Reputation: 2350
I have got the complete path of files in a list like this:
a = ['home/robert/Documents/Workspace/datafile.xlsx', 'home/robert/Documents/Workspace/datafile2.xls', 'home/robert/Documents/Workspace/datafile3.xlsx']
what I want is to get just the file NAMES without their extensions, like:
b = ['datafile', 'datafile2', 'datafile3']
What I have tried is:
xfn = re.compile(r'(\.xls)+')
for name in a:
fp, fb = os.path.split(fp)
ofn = xfn.sub('', name)
b.append(ofn)
But it results in:
b = ['datafilex', 'datafile2', 'datafile3x']
Upvotes: 12
Views: 19566
Reputation: 1496
This is a repeat of: How to get the filename without the extension from a path in Python?
https://docs.python.org/3/library/os.path.html
In python 3 pathlib "The pathlib module offers high-level path objects." so,
>>> from pathlib import Path
>>> p = Path("/a/b/c.txt")
>>> print(p.with_suffix(''))
\a\b\c
>>> print(p.stem)
c
Upvotes: 1
Reputation: 523184
The regex you've used is wrong. (\.xls)+
matches strings of the form .xls
, .xls.xls
, etc. This is why there is a remaining x
in the .xlsx
items. What you want is \.xls.*
, i.e. a .xls
followed by zero or more of any characters.
You don't really need to use regex. There are specialized methods in os.path that deals with this: basename and splitext.
>>> import os.path
>>> os.path.basename('home/robert/Documents/Workspace/datafile.xlsx')
'datafile.xlsx'
>>> os.path.splitext(os.path.basename('home/robert/Documents/Workspace/datafile.xlsx'))[0]
'datafile'
so, assuming you don't really care about the .xls
/.xlsx
suffix, your code can be as simple as:
>>> a = ['home/robert/Documents/Workspace/datafile.xlsx', 'home/robert/Documents/Workspace/datafile2.xls', 'home/robert/Documents/Workspace/datafile3.xlsx']
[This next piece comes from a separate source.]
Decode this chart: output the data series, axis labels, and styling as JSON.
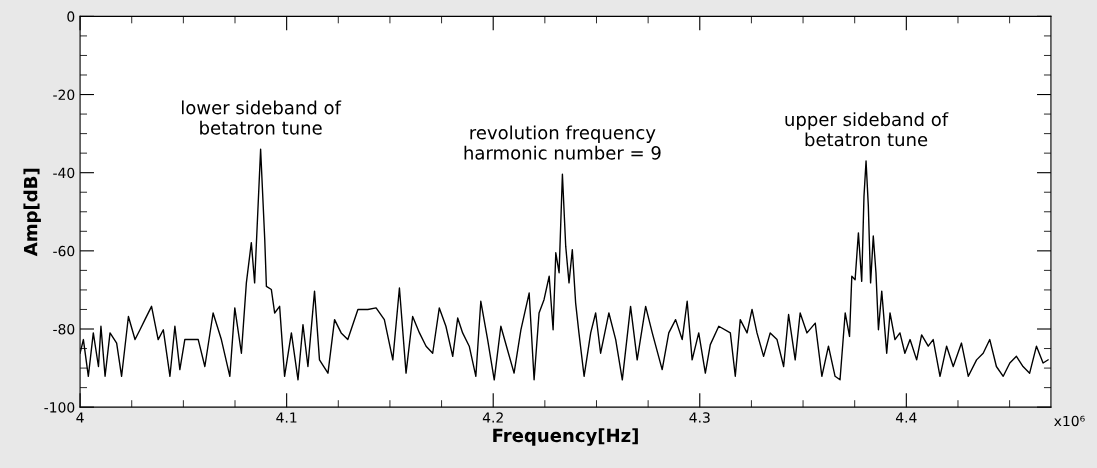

>>> [os.path.splitext(os.path.basename(fn))[0] for fn in a]
['datafile', 'datafile2', 'datafile3']
(also note the list comprehension.)
Upvotes: 27
Reputation: 32949
Why not just use the split
method?
def get_filename(path):
""" Gets a filename (without extension) from a provided path """
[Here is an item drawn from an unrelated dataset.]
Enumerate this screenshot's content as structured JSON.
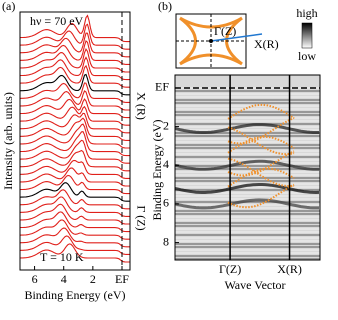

filename = path.split('/')[-1].split('.')[0]
return filename
>>> path = '/home/robert/Documents/Workspace/datafile.xlsx'
>>> filename = get_filename(path)
>>> filename
'datafile'
Upvotes: 0
Reputation: 77251
Oneliner:
>>> filename = 'file.ext'
>>> '.'.join(filename.split('.')[:-1]) if '.' in filename else filename
'file'
Upvotes: 4